Harvoni's predecessor, Sovaldi (sofosbuvir), has been approved in Europe since January 2014 and has been reimbursed in France since November after having been available under a group temporary authorisation (ATU de cohorte). Joly said 14,000 patients were treated in 2014 with Sovaldi, of whom “90% had liver fibrosis stage F3 or F4”.
“In the first part of 2014, Sovaldi was used in combination with pegylated interferon, then, following the temporary authorisations (ATUs) for simeprevir (Janssen’s Olysio) and daclatasvir (Bristol-Myers Squibb’s Daklinza) around summer, interferon disappeared,” he said, noting that for the “most seriously ill patients,” the sofosbuvir+daclatasvir combination was the most used in long treatment durations (24 weeks).
The challenge for Sovaldi and its successor is now to “open up the market to patients presenting with liver fibrosis stage F2 (“severe F2,” according to the Sovaldi reimbursement decree).

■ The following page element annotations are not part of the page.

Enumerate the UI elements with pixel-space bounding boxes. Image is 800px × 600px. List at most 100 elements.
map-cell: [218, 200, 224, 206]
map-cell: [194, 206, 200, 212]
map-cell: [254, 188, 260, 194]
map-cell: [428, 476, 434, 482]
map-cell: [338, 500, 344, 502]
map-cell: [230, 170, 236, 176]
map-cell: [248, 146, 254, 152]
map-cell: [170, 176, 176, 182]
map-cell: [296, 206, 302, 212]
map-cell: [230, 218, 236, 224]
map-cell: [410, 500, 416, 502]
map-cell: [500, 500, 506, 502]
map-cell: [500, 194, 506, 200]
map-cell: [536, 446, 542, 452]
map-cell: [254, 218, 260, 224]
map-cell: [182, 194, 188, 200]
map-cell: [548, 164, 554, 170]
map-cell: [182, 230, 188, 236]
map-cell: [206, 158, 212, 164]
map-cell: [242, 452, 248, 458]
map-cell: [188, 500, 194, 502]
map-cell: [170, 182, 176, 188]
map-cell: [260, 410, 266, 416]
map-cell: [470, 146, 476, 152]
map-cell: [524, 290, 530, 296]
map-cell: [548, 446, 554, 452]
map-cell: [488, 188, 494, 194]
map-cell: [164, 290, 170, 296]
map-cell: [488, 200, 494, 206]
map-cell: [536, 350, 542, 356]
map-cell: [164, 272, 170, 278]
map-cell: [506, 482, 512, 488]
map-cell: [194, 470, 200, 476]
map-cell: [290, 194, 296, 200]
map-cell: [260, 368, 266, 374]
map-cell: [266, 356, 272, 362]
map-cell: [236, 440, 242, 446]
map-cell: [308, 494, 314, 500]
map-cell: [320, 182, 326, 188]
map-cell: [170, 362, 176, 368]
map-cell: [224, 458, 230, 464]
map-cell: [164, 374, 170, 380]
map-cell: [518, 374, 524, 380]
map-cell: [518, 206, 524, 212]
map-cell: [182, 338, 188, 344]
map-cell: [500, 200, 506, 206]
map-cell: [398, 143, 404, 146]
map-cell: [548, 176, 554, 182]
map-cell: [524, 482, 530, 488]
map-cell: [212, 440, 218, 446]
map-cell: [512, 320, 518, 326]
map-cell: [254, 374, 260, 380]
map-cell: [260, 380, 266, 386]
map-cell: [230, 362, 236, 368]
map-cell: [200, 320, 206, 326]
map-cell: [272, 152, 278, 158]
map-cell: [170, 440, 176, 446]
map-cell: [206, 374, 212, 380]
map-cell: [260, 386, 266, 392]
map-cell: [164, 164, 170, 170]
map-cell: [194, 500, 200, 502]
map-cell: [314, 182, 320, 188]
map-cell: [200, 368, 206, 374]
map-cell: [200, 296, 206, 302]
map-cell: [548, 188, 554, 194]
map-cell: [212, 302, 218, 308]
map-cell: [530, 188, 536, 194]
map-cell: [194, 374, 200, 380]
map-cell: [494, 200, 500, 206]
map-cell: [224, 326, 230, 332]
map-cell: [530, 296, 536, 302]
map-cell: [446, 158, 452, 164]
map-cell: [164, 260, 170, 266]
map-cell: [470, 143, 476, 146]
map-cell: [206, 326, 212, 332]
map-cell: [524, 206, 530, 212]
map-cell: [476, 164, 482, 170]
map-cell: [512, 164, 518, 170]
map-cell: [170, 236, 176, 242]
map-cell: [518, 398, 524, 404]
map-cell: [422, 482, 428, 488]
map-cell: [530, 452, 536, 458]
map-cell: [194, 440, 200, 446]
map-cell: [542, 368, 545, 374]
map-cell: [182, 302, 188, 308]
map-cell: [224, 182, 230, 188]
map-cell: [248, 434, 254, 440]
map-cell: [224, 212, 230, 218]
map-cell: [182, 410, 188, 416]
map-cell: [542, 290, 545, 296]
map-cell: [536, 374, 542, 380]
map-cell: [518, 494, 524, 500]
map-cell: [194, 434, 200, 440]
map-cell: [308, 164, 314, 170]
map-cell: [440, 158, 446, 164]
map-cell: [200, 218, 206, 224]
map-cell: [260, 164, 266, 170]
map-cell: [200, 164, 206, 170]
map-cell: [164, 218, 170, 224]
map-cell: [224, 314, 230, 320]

The more time passes, the more we shall treat stage F2 patients,” Joly said.
So far, Sovaldi is reimbursable in this population, but this is not yet the case for Harvoni, daclatasvir, simeprevir and the AbbVie multi-therapy, for which the group temporary authorisations are limited to F3-F4 patients.
Joly is “confident” oral combinations shall be reimbursed for F2 patients “some time between now and summer”. For Harvoni - currently before France's Transparency Commission (CT) - he says he is aiming for a reimbursement price equal to that of the ATU.
“According to studies by the French national authority for health (HAS) and by the French National Agency for AIDS and Hepatitis Research (ANRS), Harvoni is cost-effective up to 60,000 euros for stage F2 patients,” he said.

Actual cost of treatment course uncertain

Sovaldi was priced at 56,000 euros when it was under ATU for a 12-week course. Joly said this price had been set for a specific indication of the drug: following liver transplant with recurrence of HCV infection, namely, among the most serious cases.
“Perhaps we should have changed it” in view of the set of indications specified in the ATU, he acknowledged.
The discount level for Sovaldi in France has been revealed to be around 46% overall, according to Gilead representatives.
Joly referred to the words of a member of the French economic committee for health (CEPS) who, in November, said the discount was “highly substantial” (APMMA 40634).
However, he did specify that turnover of Sovaldi and Harvoni is essentially made 85% to 90% in the U.S. and that it is therefore the discounts granted to U.S. payers that weigh most in the figure put forward by the group’s leaders.
In France, “the price per course is difficult to calculate,” he pointed out, as it is necessary to take into account the discounts granted in respect of the price difference between the ATU and the reimbursement, contractual rebates, and the tax (retroactive for 2014) voted in the social security funding law (LFSS) for 2015.
“Once prices have stabilised sometime in 2015, I would like it if state health insurance would publish the actual cost of a hepatitis C treatment,” he said.